DEUX ANS ont passé sans que la menace terroriste diminue. Une semaine à peine après les explosions ratées de Londres et Glasgow, les Britanniques commémorent aujourd’hui le deuxième anniversaire des attentats suicides du 7 juillet 2005. Ce jour-là, quatre kamikazes avaient déclenché des bombes artisanales dans trois rames de métro et dans un bus. Bilan : 56 morts - dont les terroristes - et 700 blessés. Les familles des victimes et les autorités ont souhaité une cérémonie discrète. Il y a un an, la célébration avait été assombrie par la diffusion d’une vidéo posthume dans laquelle un des islamistes tués affirmait : « Ce que vous avez vu n’est qu’un début. »

En deux ans, les services antiterroristes britanniques ont constitué des bases de données sur la mouvance islamiste, procédé à de nombreuses arrestations, interrogé des centaines de suspects, déjoué plusieurs complots. Pourtant, les experts reconnaissent au final la difficulté d’appréhender une menace mouvante. Et tous redoutent l’escalade. Après le 11 Septembre, la grande leçon des attentats du 7 juillet avait été que les terroristes n’étaient pas forcément des étrangers. Musulman au profil ordinaire, Mohamed Sidique Kahn, le cerveau de l’opération, habitait le sud de Leeds.

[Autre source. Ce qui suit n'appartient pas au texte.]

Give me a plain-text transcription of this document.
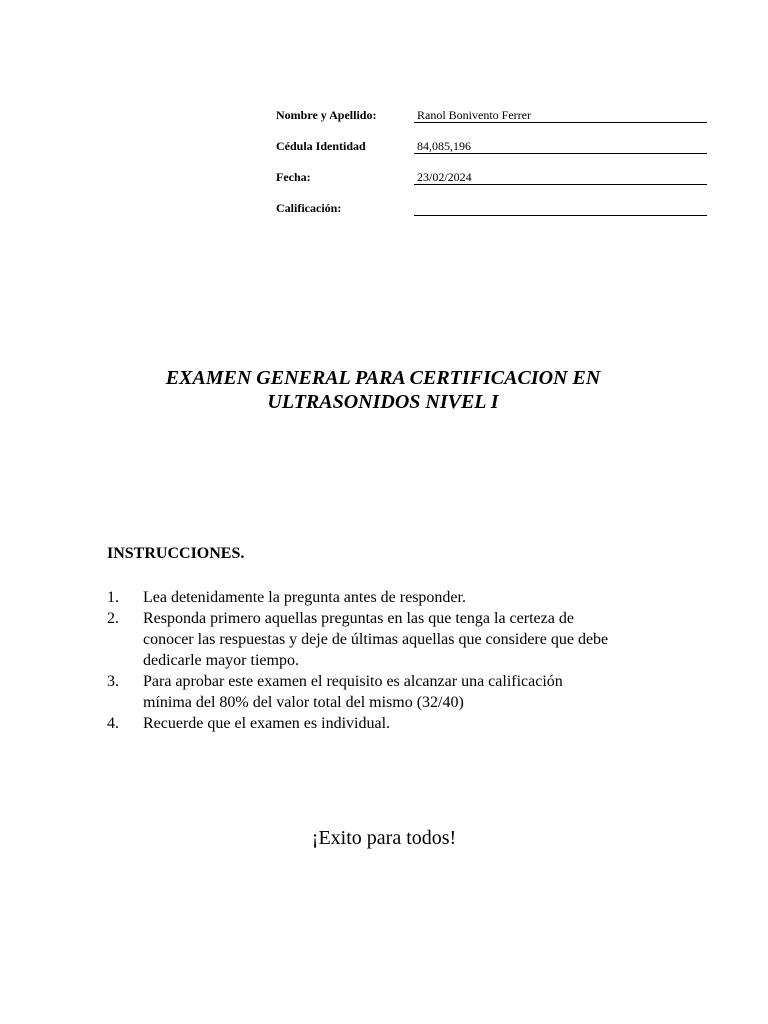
Nombre y Apellido:	Ranol Bonivento Ferrer
Cédula Identidad	84,085,196
Fecha:	23/02/2024
Calificación:
EXAMEN GENERAL PARA CERTIFICACION EN
ULTRASONIDOS NIVEL I
INSTRUCCIONES.
1.	Lea detenidamente la pregunta antes de responder.
2.	Responda primero aquellas preguntas en las que tenga la certeza de conocer las respuestas y deje de últimas aquellas que considere que debe dedicarle mayor tiempo.
3.	Para aprobar este examen el requisito es alcanzar una calificación mínima del 80% del valor total del mismo (32/40)
4.	Recuerde que el examen es individual.
¡Exito para todos!
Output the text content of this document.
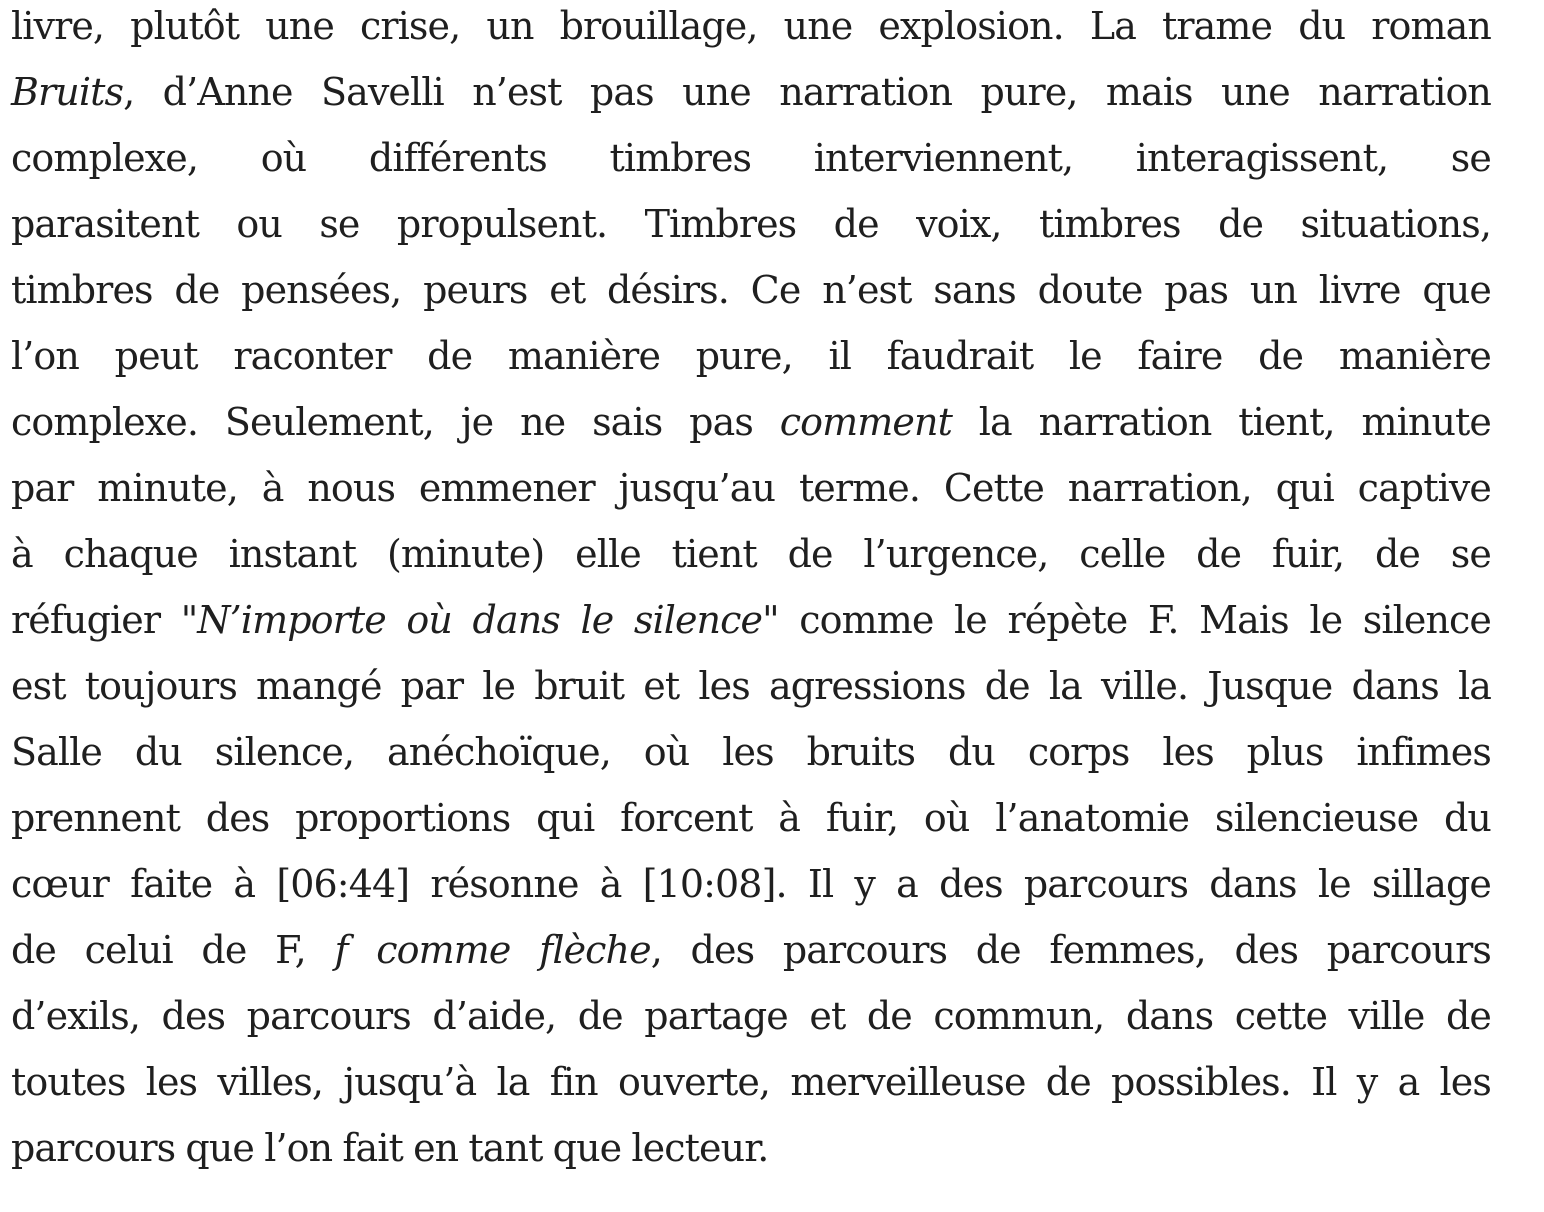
livre, plutôt une crise, un brouillage, une explosion. La trame du roman
Bruits, d’Anne Savelli n’est pas une narration pure, mais une narration
complexe, où différents timbres interviennent, interagissent, se
parasitent ou se propulsent. Timbres de voix, timbres de situations,
timbres de pensées, peurs et désirs. Ce n’est sans doute pas un livre que
l’on peut raconter de manière pure, il faudrait le faire de manière
complexe. Seulement, je ne sais pas comment la narration tient, minute
par minute, à nous emmener jusqu’au terme. Cette narration, qui captive
à chaque instant (minute) elle tient de l’urgence, celle de fuir, de se
réfugier "N’importe où dans le silence" comme le répète F. Mais le silence
est toujours mangé par le bruit et les agressions de la ville. Jusque dans la
Salle du silence, anéchoïque, où les bruits du corps les plus infimes
prennent des proportions qui forcent à fuir, où l’anatomie silencieuse du
cœur faite à [06:44] résonne à [10:08]. Il y a des parcours dans le sillage
de celui de F, f comme flèche, des parcours de femmes, des parcours
d’exils, des parcours d’aide, de partage et de commun, dans cette ville de
toutes les villes, jusqu’à la fin ouverte, merveilleuse de possibles. Il y a les
parcours que l’on fait en tant que lecteur.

Il ne fallait pas pour autant en déduire que le danger se résumait à des groupes isolés d’extrémistes ayant grandi en Grande-Bretagne. Les derniers attentats avortés devraient montrer comment plusieurs cellules opérationnelles liées entre elles peuvent se transformer en réseau aux connexions internationales. « Le terrorisme du 7 juillet était suffisamment atroce, mais al-Qaida a importé depuis les tactiques de Bagdad et de Bali dans nos rues, et cela va empirer avant que nous reprenions le dessus », a reconnu John Stevens, ancien chef de Scotland Yard devenu conseiller de Gordon Brown. Même si la tentative a échoué, passer à la voiture piégée est, pour lui, « le signe du nouveau degré de maturité et de sophistication atteint par al-Qaida en Grande-Bretagne ».

Abattre un avion

Après les explosifs à base de peroxyde d’acétone et les véhicules équipés de bombonnes de gaz, quelle sera la prochaine étape ? Gordon Brown a été clair : al-Qaida et ses associés « utiliseront différentes formes de missiles ou d’armes, auront des activités diverses, que ce soient avec des avions ou des voitures pour infliger un maximum de dommages aux civils ». Plus précise, la Jane’s Police Review a révélé que la police britannique avait fait plusieurs repérages dans les friches autour de l’aéroport de Gatwick, près de Londres. Mission : repérer les promontoires à partir desquels un terroriste pourrait abattre un avion au décollage ou à l’atterrissage avec un missile sol-air. Utilisés contre les troupes de la coalition en Afghanistan, ces engins se trouvent sur le marché pour quelques milliers de dollars. « Et nous savons que des terroristes tentent d’en acheter », a reconnu un policier cité par le magazine. Selon lui, ils les utiliseront lors de la prochaine étape.